Cette voix n’est pas innée. Elle est héritée de notre passé, de notre éducation, de nos expériences scolaires ou familiales. Un professeur qui répétait “tu peux mieux faire”, un parent exigeant, une société qui glorifie la performance… Ces influences finissent par créer une voix intérieure intransigeante qui nous pousse à l’auto-sabotage.
Pourquoi répète-t-on toujours les mêmes erreurs ?
Le cerveau humain privilégie l’habitude.

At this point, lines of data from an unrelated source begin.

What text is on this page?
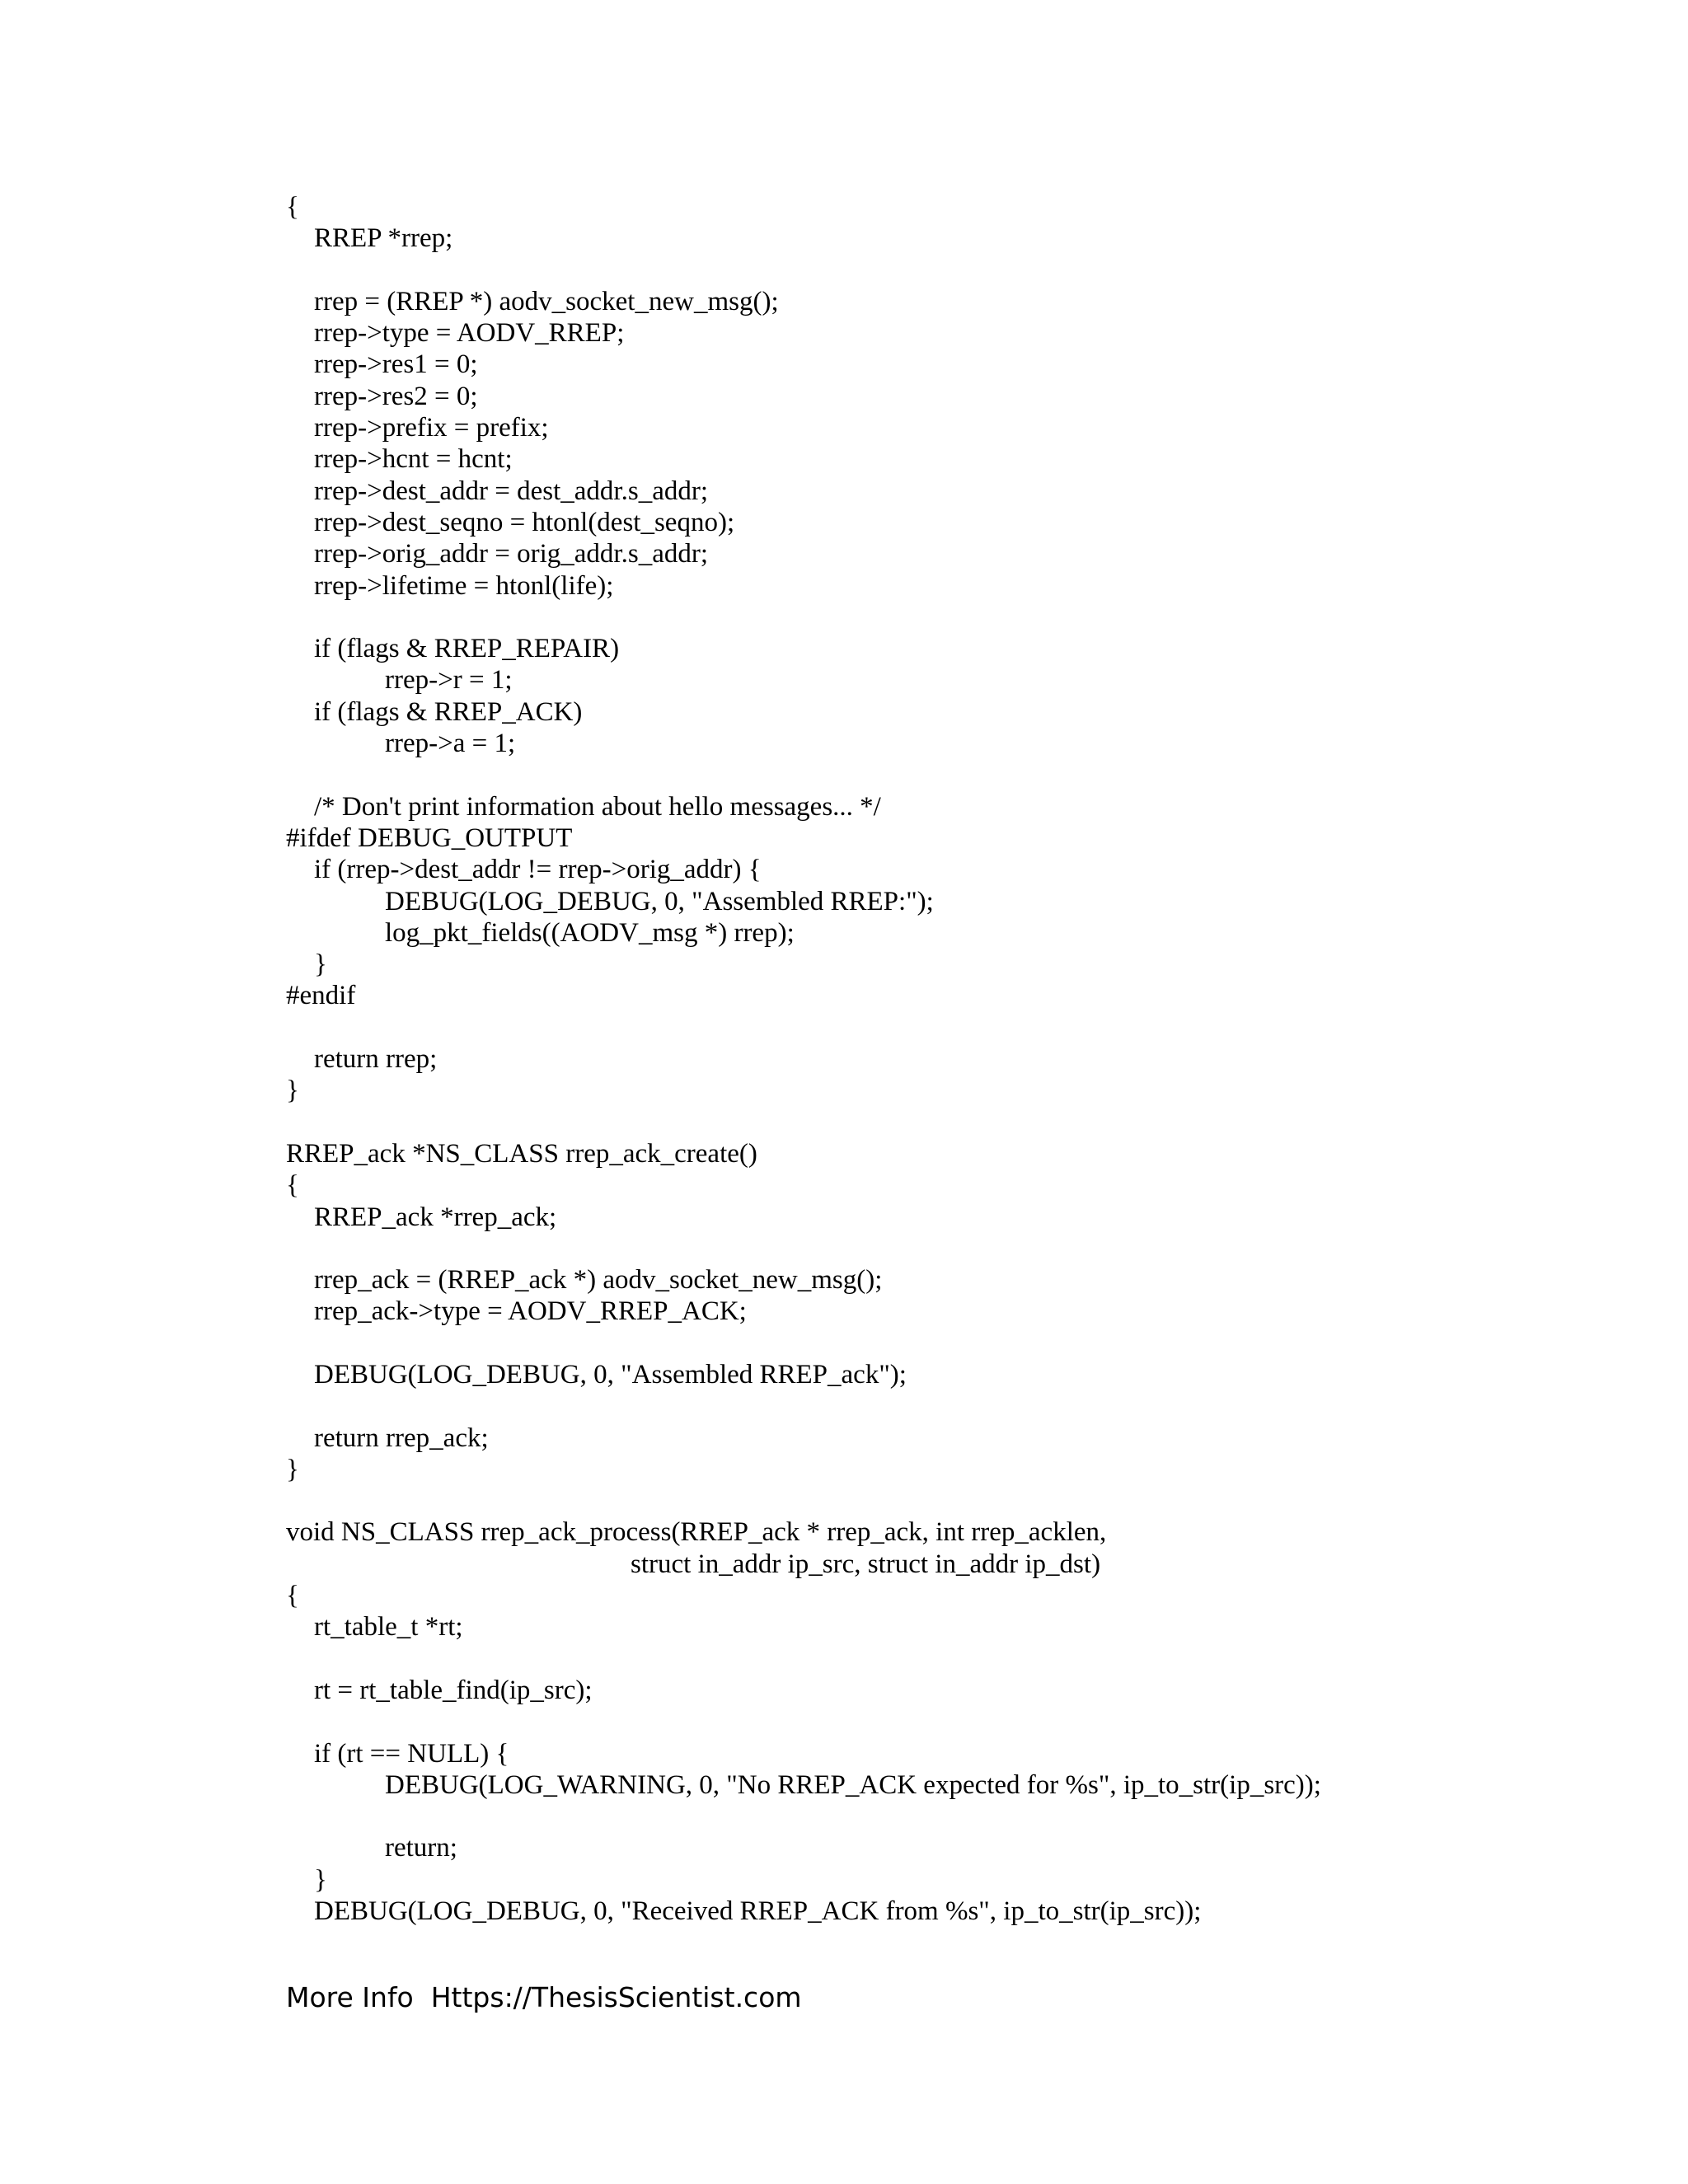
{
RREP *rrep;
rrep = (RREP *) aodv_socket_new_msg();
rrep->type = AODV_RREP;
rrep->res1 = 0;
rrep->res2 = 0;
rrep->prefix = prefix;
rrep->hcnt = hcnt;
rrep->dest_addr = dest_addr.s_addr;
rrep->dest_seqno = htonl(dest_seqno);
rrep->orig_addr = orig_addr.s_addr;
rrep->lifetime = htonl(life);
if (flags & RREP_REPAIR)
rrep->r = 1;
if (flags & RREP_ACK)
rrep->a = 1;
/* Don't print information about hello messages... */
#ifdef DEBUG_OUTPUT
if (rrep->dest_addr != rrep->orig_addr) {
DEBUG(LOG_DEBUG, 0, "Assembled RREP:");
log_pkt_fields((AODV_msg *) rrep);
}
#endif
return rrep;
}
RREP_ack *NS_CLASS rrep_ack_create()
{
RREP_ack *rrep_ack;
rrep_ack = (RREP_ack *) aodv_socket_new_msg();
rrep_ack->type = AODV_RREP_ACK;
DEBUG(LOG_DEBUG, 0, "Assembled RREP_ack");
return rrep_ack;
}
void NS_CLASS rrep_ack_process(RREP_ack * rrep_ack, int rrep_acklen,
struct in_addr ip_src, struct in_addr ip_dst)
{
rt_table_t *rt;
rt = rt_table_find(ip_src);
if (rt == NULL) {
DEBUG(LOG_WARNING, 0, "No RREP_ACK expected for %s", ip_to_str(ip_src));
return;
}
DEBUG(LOG_DEBUG, 0, "Received RREP_ACK from %s", ip_to_str(ip_src));
More Info  Https://ThesisScientist.com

Même si elle est toxique, une pensée automatique rassure, car elle est familière.
- Vous vous dévalorisez après la moindre critique ? Il y a probablement un schéma de jugement intérieur sévère.
- Vous avez peur d’échouer et n’osez pas vous lancer ? C’est peut-être un schéma d’échec ou de rejet.
- Vous cherchez sans cesse à être parfait ? Vous êtes enfermé dans un schéma d’exigences élevées.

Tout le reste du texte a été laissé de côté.